First of all, let’s talk about why parachutes aren’t found on large commercial aircraft. To do this, you have to know a little about parachuting. Skydivers usually jump at around 10,000 to 13,000 feet, although some types of parachuting can be done as low as 3,500 feet. Skydivers who jump with an instructor need a minimum of a half-hour of basic instruction on the ground first.

Parachutists
Editorial Team Parachutists

If you wish to go solo, you’ll need four to five hours of intense training, which usually includes learning hand signals and body flight maneuvers. In other words, you don’t just jump out of an airplane unprepared. You have to be well-trained on the ground first.

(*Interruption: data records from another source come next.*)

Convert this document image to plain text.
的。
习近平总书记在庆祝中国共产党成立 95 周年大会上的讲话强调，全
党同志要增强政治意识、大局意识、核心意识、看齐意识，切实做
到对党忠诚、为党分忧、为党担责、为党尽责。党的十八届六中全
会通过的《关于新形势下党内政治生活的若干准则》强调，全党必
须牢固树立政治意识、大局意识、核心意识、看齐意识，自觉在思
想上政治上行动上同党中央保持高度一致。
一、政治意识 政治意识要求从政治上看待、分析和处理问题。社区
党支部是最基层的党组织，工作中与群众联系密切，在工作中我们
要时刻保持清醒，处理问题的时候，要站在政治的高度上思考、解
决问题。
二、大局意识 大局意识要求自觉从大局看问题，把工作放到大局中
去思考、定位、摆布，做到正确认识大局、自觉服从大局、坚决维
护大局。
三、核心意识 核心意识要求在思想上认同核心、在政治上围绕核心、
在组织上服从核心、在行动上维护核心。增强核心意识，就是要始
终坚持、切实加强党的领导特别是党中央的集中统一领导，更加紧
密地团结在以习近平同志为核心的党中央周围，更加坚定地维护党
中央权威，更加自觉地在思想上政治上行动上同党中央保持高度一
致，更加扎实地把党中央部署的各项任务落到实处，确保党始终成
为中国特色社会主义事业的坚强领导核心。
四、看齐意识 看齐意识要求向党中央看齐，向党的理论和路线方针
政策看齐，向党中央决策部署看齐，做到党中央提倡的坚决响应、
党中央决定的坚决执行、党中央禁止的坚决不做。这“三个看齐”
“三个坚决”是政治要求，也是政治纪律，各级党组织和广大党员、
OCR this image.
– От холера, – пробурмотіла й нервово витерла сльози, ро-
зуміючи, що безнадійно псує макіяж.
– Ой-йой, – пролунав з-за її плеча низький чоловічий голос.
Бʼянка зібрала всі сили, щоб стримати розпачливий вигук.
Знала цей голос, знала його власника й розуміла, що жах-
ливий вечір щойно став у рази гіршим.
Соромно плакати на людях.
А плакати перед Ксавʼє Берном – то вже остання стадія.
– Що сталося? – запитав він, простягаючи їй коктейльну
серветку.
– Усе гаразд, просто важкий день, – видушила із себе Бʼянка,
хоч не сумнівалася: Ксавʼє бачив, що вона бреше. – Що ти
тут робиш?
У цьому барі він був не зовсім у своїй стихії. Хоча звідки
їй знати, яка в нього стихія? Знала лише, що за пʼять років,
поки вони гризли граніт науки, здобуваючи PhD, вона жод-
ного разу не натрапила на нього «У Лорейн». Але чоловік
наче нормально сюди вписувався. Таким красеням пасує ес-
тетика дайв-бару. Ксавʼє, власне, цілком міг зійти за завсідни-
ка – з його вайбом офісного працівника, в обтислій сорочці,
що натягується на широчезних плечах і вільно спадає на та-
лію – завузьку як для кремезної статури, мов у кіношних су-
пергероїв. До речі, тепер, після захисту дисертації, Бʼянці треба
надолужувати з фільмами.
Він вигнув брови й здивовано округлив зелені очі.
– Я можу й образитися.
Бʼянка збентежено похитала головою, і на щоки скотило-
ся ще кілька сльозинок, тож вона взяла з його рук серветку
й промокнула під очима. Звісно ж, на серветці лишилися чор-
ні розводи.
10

To add to this complexity, it is dangerous for the body to skydive at altitudes of more than 15,000 feet, and you have to take into consideration that the parachute alone may weigh as much as 40 lbs., meaning it can take some time to get used to it before you make that first jump. 

For practical and even psychological reasons, therefore, it just isn’t practical to expect lay people flying on an airplane to be able to use a parachute at a moment’s notice.

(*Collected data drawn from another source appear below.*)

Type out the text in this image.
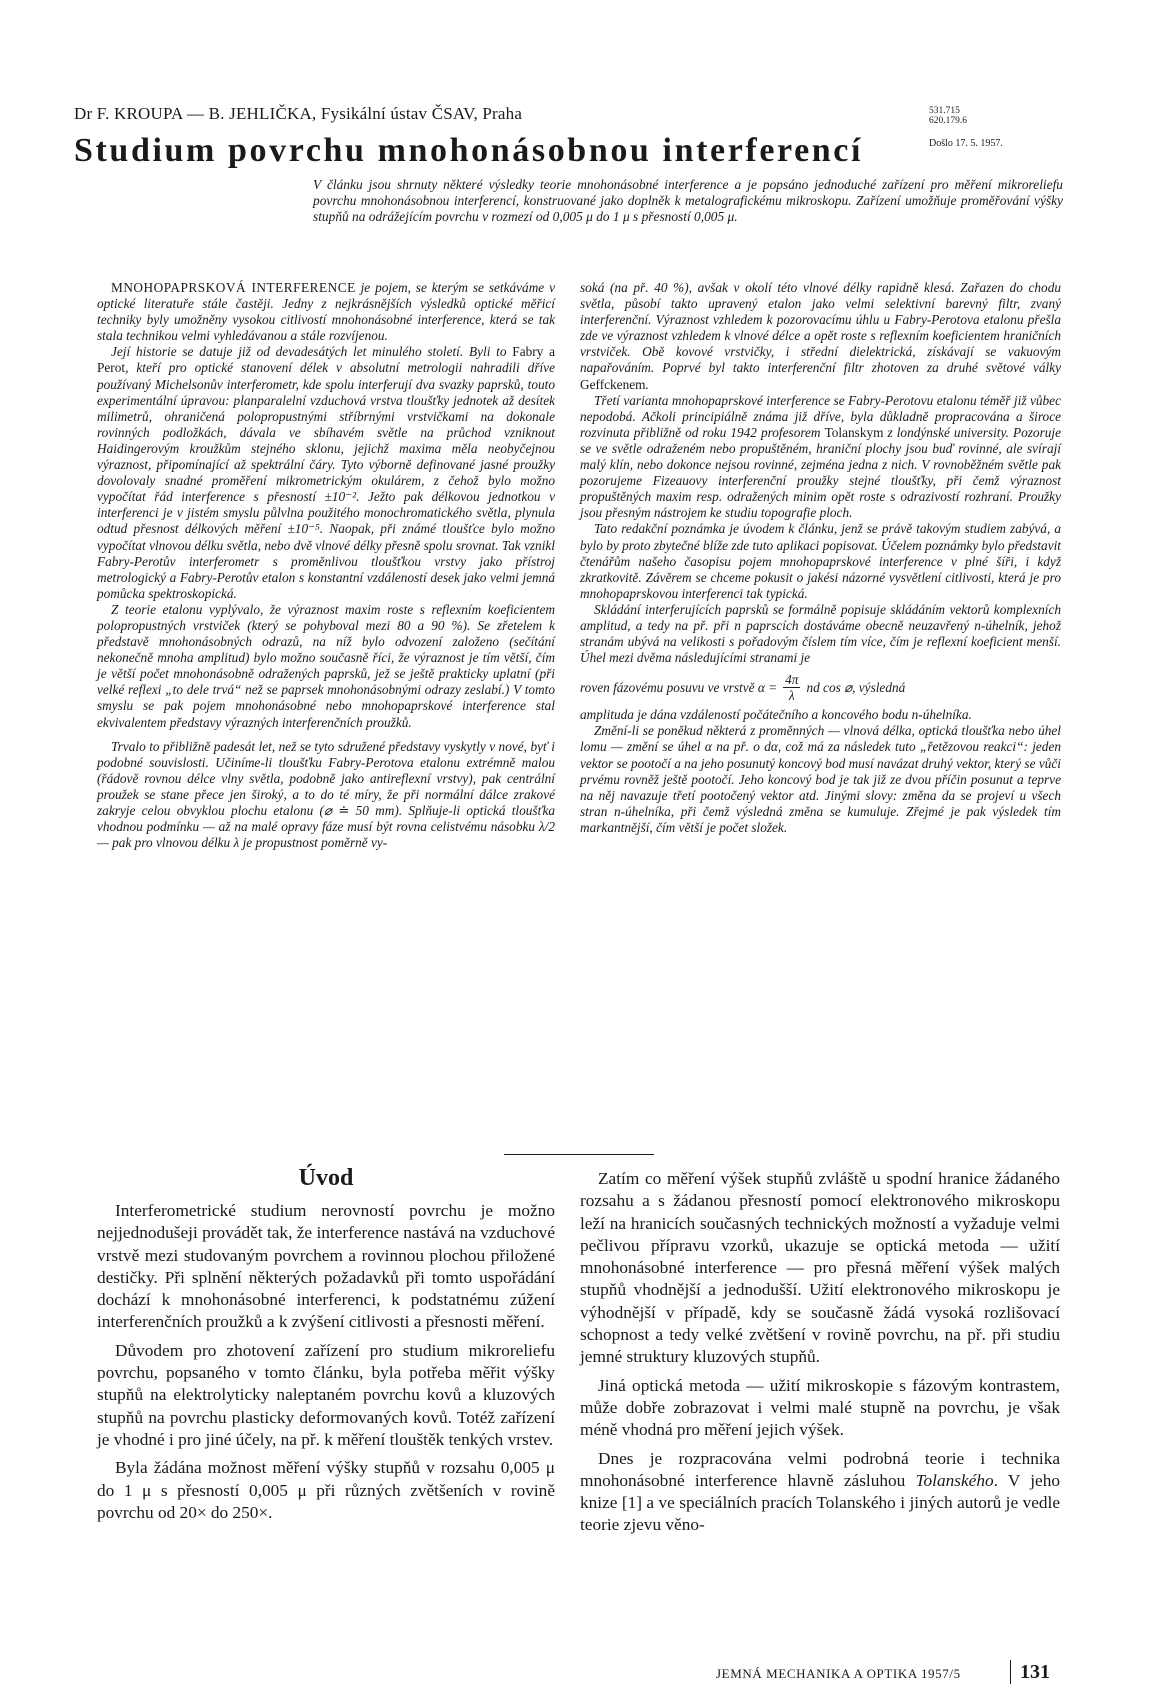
Dr F. KROUPA — B. JEHLIČKA, Fysikální ústav ČSAV, Praha	531.715
620.179.6
Došlo 17. 5. 1957.
Studium povrchu mnohonásobnou interferencí

V článku jsou shrnuty některé výsledky teorie mnohonásobné interference a je popsáno jednoduché zařízení pro měření mikroreliefu povrchu mnohonásobnou interferencí, konstruované jako doplněk k metalografickému mikroskopu. Zařízení umožňuje proměřování výšky stupňů na odrážejícím povrchu v rozmezí od 0,005 μ do 1 μ s přesností 0,005 μ.

MNOHOPAPRSKOVÁ INTERFERENCE je pojem, se kterým se setkáváme v optické literatuře stále častěji. Jedny z nejkrásnějších výsledků optické měřicí techniky byly umožněny vysokou citlivostí mnohonásobné interference, která se tak stala technikou velmi vyhledávanou a stále rozvíjenou.

Její historie se datuje již od devadesátých let minulého století. Byli to Fabry a Perot, kteří pro optické stanovení délek v absolutní metrologii nahradili dříve používaný Michelsonův interferometr, kde spolu interferují dva svazky paprsků, touto experimentální úpravou: planparalelní vzduchová vrstva tloušťky jednotek až desítek milimetrů, ohraničená polopropustnými stříbrnými vrstvičkami na dokonale rovinných podložkách, dávala ve sbíhavém světle na průchod vzniknout Haidingerovým kroužkům stejného sklonu, jejichž maxima měla neobyčejnou výraznost, připomínající až spektrální čáry. Tyto výborně definované jasné proužky dovolovaly snadné proměření mikrometrickým okulárem, z čehož bylo možno vypočítat řád interference s přesností ±10⁻². Ježto pak délkovou jednotkou v interferenci je v jistém smyslu půlvlna použitého monochromatického světla, plynula odtud přesnost délkových měření ±10⁻⁵. Naopak, při známé tloušťce bylo možno vypočítat vlnovou délku světla, nebo dvě vlnové délky přesně spolu srovnat. Tak vznikl Fabry-Perotův interferometr s proměnlivou tloušťkou vrstvy jako přístroj metrologický a Fabry-Perotův etalon s konstantní vzdáleností desek jako velmi jemná pomůcka spektroskopická.

Z teorie etalonu vyplývalo, že výraznost maxim roste s reflexním koeficientem polopropustných vrstviček (který se pohyboval mezi 80 a 90 %). Se zřetelem k představě mnohonásobných odrazů, na níž bylo odvození založeno (sečítání nekonečně mnoha amplitud) bylo možno současně říci, že výraznost je tím větší, čím je větší počet mnohonásobně odražených paprsků, jež se ještě prakticky uplatní (při velké reflexi „to dele trvá“ než se paprsek mnohonásobnými odrazy zeslabí.) V tomto smyslu se pak pojem mnohonásobné nebo mnohopaprskové interference stal ekvivalentem představy výrazných interferenčních proužků.

Trvalo to přibližně padesát let, než se tyto sdružené představy vyskytly v nové, byť i podobné souvislosti. Učiníme-li tloušťku Fabry-Perotova etalonu extrémně malou (řádově rovnou délce vlny světla, podobně jako antireflexní vrstvy), pak centrální proužek se stane přece jen široký, a to do té míry, že při normální dálce zrakové zakryje celou obvyklou plochu etalonu (⌀ ≐ 50 mm). Splňuje-li optická tloušťka vhodnou podmínku — až na malé opravy fáze musí být rovna celistvému násobku λ/2 — pak pro vlnovou délku λ je propustnost poměrně vy-

soká (na př. 40 %), avšak v okolí této vlnové délky rapidně klesá. Zařazen do chodu světla, působí takto upravený etalon jako velmi selektivní barevný filtr, zvaný interferenční. Výraznost vzhledem k pozorovacímu úhlu u Fabry-Perotova etalonu přešla zde ve výraznost vzhledem k vlnové délce a opět roste s reflexním koeficientem hraničních vrstviček. Obě kovové vrstvičky, i střední dielektrická, získávají se vakuovým napařováním. Poprvé byl takto interferenční filtr zhotoven za druhé světové války Geffckenem.

Třetí varianta mnohopaprskové interference se Fabry-Perotovu etalonu téměř již vůbec nepodobá. Ačkoli principiálně známa již dříve, byla důkladně propracována a široce rozvinuta přibližně od roku 1942 profesorem Tolanskym z londýnské university. Pozoruje se ve světle odraženém nebo propuštěném, hraniční plochy jsou buď rovinné, ale svírají malý klín, nebo dokonce nejsou rovinné, zejména jedna z nich. V rovnoběžném světle pak pozorujeme Fizeauovy interferenční proužky stejné tloušťky, při čemž výraznost propuštěných maxim resp. odražených minim opět roste s odrazivostí rozhraní. Proužky jsou přesným nástrojem ke studiu topografie ploch.

Tato redakční poznámka je úvodem k článku, jenž se právě takovým studiem zabývá, a bylo by proto zbytečné blíže zde tuto aplikaci popisovat. Účelem poznámky bylo představit čtenářům našeho časopisu pojem mnohopaprskové interference v plné šíři, i když zkratkovitě. Závěrem se chceme pokusit o jakési názorné vysvětlení citlivosti, která je pro mnohopaprskovou interferenci tak typická.

Skládání interferujících paprsků se formálně popisuje skládáním vektorů komplexních amplitud, a tedy na př. při n paprscích dostáváme obecně neuzavřený n-úhelník, jehož stranám ubývá na velikosti s pořadovým číslem tím více, čím je reflexní koeficient menší. Úhel mezi dvěma následujícími stranami je

roven fázovému posuvu ve vrstvě $\alpha = \frac{4\pi}{\lambda}$ nd cos ⌀, výsledná

amplituda je dána vzdáleností počátečního a koncového bodu n-úhelníka.

Změní-li se poněkud některá z proměnných — vlnová délka, optická tloušťka nebo úhel lomu — změní se úhel α na př. o dα, což má za následek tuto „řetězovou reakci“: jeden vektor se pootočí a na jeho posunutý koncový bod musí navázat druhý vektor, který se vůči prvému rovněž ještě pootočí. Jeho koncový bod je tak již ze dvou příčin posunut a teprve na něj navazuje třetí pootočený vektor atd. Jinými slovy: změna da se projeví u všech stran n-úhelníka, při čemž výsledná změna se kumuluje. Zřejmé je pak výsledek tím markantnější, čím větší je počet složek.

Úvod

Interferometrické studium nerovností povrchu je možno nejjednodušeji provádět tak, že interference nastává na vzduchové vrstvě mezi studovaným povrchem a rovinnou plochou přiložené destičky. Při splnění některých požadavků při tomto uspořádání dochází k mnohonásobné interferenci, k podstatnému zúžení interferenčních proužků a k zvýšení citlivosti a přesnosti měření.

Důvodem pro zhotovení zařízení pro studium mikroreliefu povrchu, popsaného v tomto článku, byla potřeba měřit výšky stupňů na elektrolyticky naleptaném povrchu kovů a kluzových stupňů na povrchu plasticky deformovaných kovů. Totéž zařízení je vhodné i pro jiné účely, na př. k měření tlouštěk tenkých vrstev.

Byla žádána možnost měření výšky stupňů v rozsahu 0,005 μ do 1 μ s přesností 0,005 μ při různých zvětšeních v rovině povrchu od 20× do 250×.

Zatím co měření výšek stupňů zvláště u spodní hranice žádaného rozsahu a s žádanou přesností pomocí elektronového mikroskopu leží na hranicích současných technických možností a vyžaduje velmi pečlivou přípravu vzorků, ukazuje se optická metoda — užití mnohonásobné interference — pro přesná měření výšek malých stupňů vhodnější a jednodušší. Užití elektronového mikroskopu je výhodnější v případě, kdy se současně žádá vysoká rozlišovací schopnost a tedy velké zvětšení v rovině povrchu, na př. při studiu jemné struktury kluzových stupňů.

Jiná optická metoda — užití mikroskopie s fázovým kontrastem, může dobře zobrazovat i velmi malé stupně na povrchu, je však méně vhodná pro měření jejich výšek.

Dnes je rozpracována velmi podrobná teorie i technika mnohonásobné interference hlavně zásluhou Tolanského. V jeho knize [1] a ve speciálních pracích Tolanského i jiných autorů je vedle teorie zjevu věno-

JEMNÁ MECHANIKA A OPTIKA 1957/5	131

They haven’t had the training, and besides, adding the appropriate number of parachutes to the airplane could potentially add another 8,000 lbs. or more to its weight, making it impractical to say the least.

Personal Parachutes Are Not Effective

Most airplane accidents occur on takeoff or landing. Very few – roughly 10% – happen while the plane is in mid-air. That fact alone makes having parachutes on planes impractical.

In addition, since airplanes typically fly at around 600 miles per hour and at roughly 35,000 feet, passengers would be unable to jump out of the plane if something bad did happen.

Even if passengers were able to jump out of the airplane when it’s 35,000 feet in the air, they would need specialized equipment to do so, including oxygen tanks, flight suits, helmets, masks and regulators, and more.

If they jumped anyway, many of them would end up with severe or even fatal injuries, so when it comes right down to it, parachutes on commercial airliners simply wouldn’t save lives.

BRS Ballistic parachute Parachutes for small airplanes
Editorial Team BRS Ballistic parachute Parachutes for small airplanes

Can Small Planes Have Parachutes?

Now that you know why large commercial airliners don’t have safety parachutes onboard, the next logical question is why don’t small planes have parachutes?

Nowadays, many small planes are equipped with parachutes, including whole-plane parachutes that have proven very effective. These are also called ballistic chutes.

See a ballistic parachute in action on the video below shot by the US Coast Guard:

A pilot en route to Hawaii crashed his single-engine plane into the Pacific Ocean Monday and escaped safely thanks to the use of a full-plane parachute. US Coast Guard video captures the dramatic landing. (January 26, 2015)

As of 2013, parachutes on planes are only found on planes that can accommodate five passengers, but in the future that could definitely change.

The main asset of a whole-plane parachute is its ability to greatly slow down the plane’s descent, increasing the odds that everyone on board will make it to safety.

Some of the planes that have whole-plane parachutes include the RANS S-9 aerobatic airplane, the Lockheed Air Express airplane, and the Cessna 150. Cirrus Aircraft also began including these parachutes in their SR20s and SR22s in the mid-1990s.

A Great Invention: The Whole-Plane Parachute

When Boris Popov crashed his hang glider and miraculously survived, he came up with his idea of a whole-plane parachute. He went on to develop a “ballistic recovery system,” or BRS, whose website now claims has saved nearly 400 lives.

BRS Cessna Chute
Editorial Team BRS Cessna Chute

Once again, it is only smaller aircraft that have these systems installed, but more and more of them are planning to include these parachutes in their aircraft in the future.

Popov created BRS Aerospace in 1980 and was helped along with funding by NASA. His BRS parachute system is activated by a solid rocket motor and can be activated when the pilot pulls on the cockpit handle release. Since the rocket fires at over 100 miles per hour, it only takes one second for the parachute to inflate.

Another one of this parachute system’s advantages is that it not only saves lives, but it can save a lot of expensive aircraft as well. To date, over 30,000 of these parachute systems have been sold to people all over the world.

Other planes that have been supplied with parachutes include:

  • Kermitt 2 Paratrike
  • Kermitt Lite Paratrike
  • Maverick Flying Car
  • Summit SS Single Seat
  • Summit II
  • XCitor Ultralite Trike

As you can see, having parachutes on planes is not some futuristic idea that hasn’t been realized. Although they aren’t on larger planes yet, they are helping passengers of smaller planes fly safer and more confidently every day.